A.2.10. TERMINATION¶
You may not copy, modify, sublicense, or distribute the Document except as expressly provided for under this License. Any other attempt to copy, modify, sublicense or distribute the Document is void, and will automatically terminate your rights under this License. However, parties who have received copies, or rights, from you under this License will not have their licenses terminated so long as such parties remain in full compliance.
A.2.11. FUTURE REVISIONS OF THIS LICENSE¶
The Free Software Foundation may publish new, revised versions of the GNU Free Documentation License from time to time.

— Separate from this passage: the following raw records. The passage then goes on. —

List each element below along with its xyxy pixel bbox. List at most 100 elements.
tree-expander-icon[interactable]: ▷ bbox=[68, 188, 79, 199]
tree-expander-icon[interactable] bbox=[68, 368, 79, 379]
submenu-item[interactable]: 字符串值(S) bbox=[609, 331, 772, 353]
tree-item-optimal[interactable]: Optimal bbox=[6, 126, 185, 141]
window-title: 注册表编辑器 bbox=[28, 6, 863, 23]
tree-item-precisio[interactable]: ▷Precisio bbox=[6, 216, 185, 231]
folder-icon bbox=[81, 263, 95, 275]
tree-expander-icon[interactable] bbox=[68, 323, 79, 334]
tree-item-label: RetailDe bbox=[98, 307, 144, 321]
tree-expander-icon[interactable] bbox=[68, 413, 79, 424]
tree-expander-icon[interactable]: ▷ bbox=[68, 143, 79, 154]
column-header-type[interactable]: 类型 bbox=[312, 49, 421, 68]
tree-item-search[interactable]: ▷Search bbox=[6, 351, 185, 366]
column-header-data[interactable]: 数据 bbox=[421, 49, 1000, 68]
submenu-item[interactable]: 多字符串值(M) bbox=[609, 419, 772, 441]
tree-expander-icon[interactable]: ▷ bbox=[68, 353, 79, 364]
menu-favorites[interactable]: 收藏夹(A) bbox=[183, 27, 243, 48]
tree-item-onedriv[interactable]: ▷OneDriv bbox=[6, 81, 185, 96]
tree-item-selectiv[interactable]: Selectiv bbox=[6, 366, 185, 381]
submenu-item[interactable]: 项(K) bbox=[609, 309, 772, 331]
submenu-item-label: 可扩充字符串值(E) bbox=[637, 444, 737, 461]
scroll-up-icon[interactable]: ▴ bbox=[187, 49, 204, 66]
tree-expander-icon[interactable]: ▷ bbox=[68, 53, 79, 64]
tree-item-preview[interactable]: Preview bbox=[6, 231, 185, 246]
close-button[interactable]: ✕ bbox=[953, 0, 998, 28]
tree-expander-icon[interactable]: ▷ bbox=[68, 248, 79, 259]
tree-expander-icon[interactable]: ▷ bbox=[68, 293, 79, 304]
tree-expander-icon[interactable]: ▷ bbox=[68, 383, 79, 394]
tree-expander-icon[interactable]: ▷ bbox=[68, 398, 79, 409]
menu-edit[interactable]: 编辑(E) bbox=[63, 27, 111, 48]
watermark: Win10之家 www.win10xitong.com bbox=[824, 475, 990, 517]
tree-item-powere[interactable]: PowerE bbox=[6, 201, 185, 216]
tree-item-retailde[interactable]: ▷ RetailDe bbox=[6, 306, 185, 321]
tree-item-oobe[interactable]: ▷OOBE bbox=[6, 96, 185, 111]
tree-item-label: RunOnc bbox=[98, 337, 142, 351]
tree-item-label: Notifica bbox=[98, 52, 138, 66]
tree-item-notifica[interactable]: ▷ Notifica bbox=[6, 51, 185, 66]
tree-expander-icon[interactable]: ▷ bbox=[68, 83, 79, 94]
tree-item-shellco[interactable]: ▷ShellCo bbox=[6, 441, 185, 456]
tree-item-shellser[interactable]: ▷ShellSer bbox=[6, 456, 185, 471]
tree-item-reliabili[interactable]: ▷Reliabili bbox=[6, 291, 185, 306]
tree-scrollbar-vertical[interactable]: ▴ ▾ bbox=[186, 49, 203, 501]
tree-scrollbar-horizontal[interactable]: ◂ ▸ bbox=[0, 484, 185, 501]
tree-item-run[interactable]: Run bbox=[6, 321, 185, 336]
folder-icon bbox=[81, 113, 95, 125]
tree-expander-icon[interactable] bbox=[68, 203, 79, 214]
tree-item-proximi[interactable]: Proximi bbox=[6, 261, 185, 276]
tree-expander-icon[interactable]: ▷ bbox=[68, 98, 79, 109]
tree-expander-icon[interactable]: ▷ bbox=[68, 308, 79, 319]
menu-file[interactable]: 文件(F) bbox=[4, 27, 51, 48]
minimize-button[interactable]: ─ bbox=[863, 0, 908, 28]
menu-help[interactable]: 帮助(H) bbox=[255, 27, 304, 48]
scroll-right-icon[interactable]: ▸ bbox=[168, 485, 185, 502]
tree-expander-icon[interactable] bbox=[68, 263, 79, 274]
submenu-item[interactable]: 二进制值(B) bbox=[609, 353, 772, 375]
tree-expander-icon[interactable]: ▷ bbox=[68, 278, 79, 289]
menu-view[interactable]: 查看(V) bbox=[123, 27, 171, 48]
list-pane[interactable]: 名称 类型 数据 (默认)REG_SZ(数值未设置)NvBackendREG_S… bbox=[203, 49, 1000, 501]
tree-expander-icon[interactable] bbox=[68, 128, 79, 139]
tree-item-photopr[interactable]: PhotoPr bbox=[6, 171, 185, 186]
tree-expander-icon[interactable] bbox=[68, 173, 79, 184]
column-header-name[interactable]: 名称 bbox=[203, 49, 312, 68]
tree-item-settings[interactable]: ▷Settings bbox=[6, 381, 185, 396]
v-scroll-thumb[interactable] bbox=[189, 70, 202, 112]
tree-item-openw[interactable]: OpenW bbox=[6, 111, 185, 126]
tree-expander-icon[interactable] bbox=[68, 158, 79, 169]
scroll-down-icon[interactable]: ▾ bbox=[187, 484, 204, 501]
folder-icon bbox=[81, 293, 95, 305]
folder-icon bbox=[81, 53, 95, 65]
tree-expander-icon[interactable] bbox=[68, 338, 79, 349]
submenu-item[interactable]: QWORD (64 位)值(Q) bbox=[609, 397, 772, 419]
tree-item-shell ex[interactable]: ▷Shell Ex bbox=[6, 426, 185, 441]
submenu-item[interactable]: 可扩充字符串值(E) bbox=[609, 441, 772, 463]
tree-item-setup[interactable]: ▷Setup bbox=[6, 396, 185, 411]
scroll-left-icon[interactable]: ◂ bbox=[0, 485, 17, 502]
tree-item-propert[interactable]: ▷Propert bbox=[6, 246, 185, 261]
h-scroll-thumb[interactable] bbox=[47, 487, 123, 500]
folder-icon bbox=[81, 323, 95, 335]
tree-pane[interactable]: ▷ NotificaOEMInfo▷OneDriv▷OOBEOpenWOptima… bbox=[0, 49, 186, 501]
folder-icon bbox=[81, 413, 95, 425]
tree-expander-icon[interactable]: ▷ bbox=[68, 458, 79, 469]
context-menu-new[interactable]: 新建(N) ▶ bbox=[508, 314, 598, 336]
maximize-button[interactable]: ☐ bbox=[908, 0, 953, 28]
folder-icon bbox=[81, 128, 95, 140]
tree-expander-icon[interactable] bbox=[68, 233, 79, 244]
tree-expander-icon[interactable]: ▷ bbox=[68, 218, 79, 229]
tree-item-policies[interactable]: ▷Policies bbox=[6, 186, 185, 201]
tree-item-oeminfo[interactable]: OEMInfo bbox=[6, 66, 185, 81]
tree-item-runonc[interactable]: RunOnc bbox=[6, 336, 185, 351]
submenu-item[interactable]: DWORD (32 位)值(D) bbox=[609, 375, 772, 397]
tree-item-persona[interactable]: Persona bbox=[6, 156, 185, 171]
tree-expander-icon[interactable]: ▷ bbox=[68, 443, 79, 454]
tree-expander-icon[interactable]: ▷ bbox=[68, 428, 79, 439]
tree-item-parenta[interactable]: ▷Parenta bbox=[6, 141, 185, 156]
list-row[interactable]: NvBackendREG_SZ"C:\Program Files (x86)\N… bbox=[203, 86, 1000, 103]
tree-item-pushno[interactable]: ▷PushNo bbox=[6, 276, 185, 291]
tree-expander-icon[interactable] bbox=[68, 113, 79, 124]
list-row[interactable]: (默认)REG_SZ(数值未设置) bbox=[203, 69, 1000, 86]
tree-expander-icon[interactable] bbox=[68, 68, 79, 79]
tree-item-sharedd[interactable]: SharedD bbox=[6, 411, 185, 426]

Such new versions will be similar in spirit to the present version, but may differ in detail to address new problems or concerns. See http://www.gnu.org/copyleft/.
Each version of the License is given a distinguishing version number. If the Document specifies that a particular numbered version of this License “or any later version” applies to it, you have the option of following the terms and conditions either of that specified version or of any later version that has been published (not as a draft) by the Free Software Foundation. If the Document does not specify a version number of this License, you may choose any version ever published (not as a draft) by the Free Software Foundation.
A.2.12. ADDENDUM: How to use this License for your documents¶
To use this License in a document you have written, include a copy of the License in the document and put the following copyright and license notices just after the title page:
Copyright (c) YEAR YOUR NAME. Permission is granted to copy, distribute and/or modify this document under the terms of the GNU Free Documentation License, Version 1.2 or any later version published by the Free Software Foundation; with no Invariant Sections, no Front-Cover Texts, and no Back-Cover Texts. A copy of the license is included in the section entitled “GNU Free Documentation License”.
If you have Invariant Sections, Front-Cover Texts and Back-Cover Texts, replace the “with...Texts.” line with this:
with the Invariant Sections being LIST THEIR TITLES, with the Front-Cover Texts being LIST, and with the Back-Cover Texts being LIST.
If you have Invariant Sections without Cover Texts, or some other combination of the three, merge those two alternatives to suit the situation.
If your document contains nontrivial examples of program code, we recommend releasing these examples in parallel under your choice of free software license, such as the GNU General Public License, to permit their use in free software.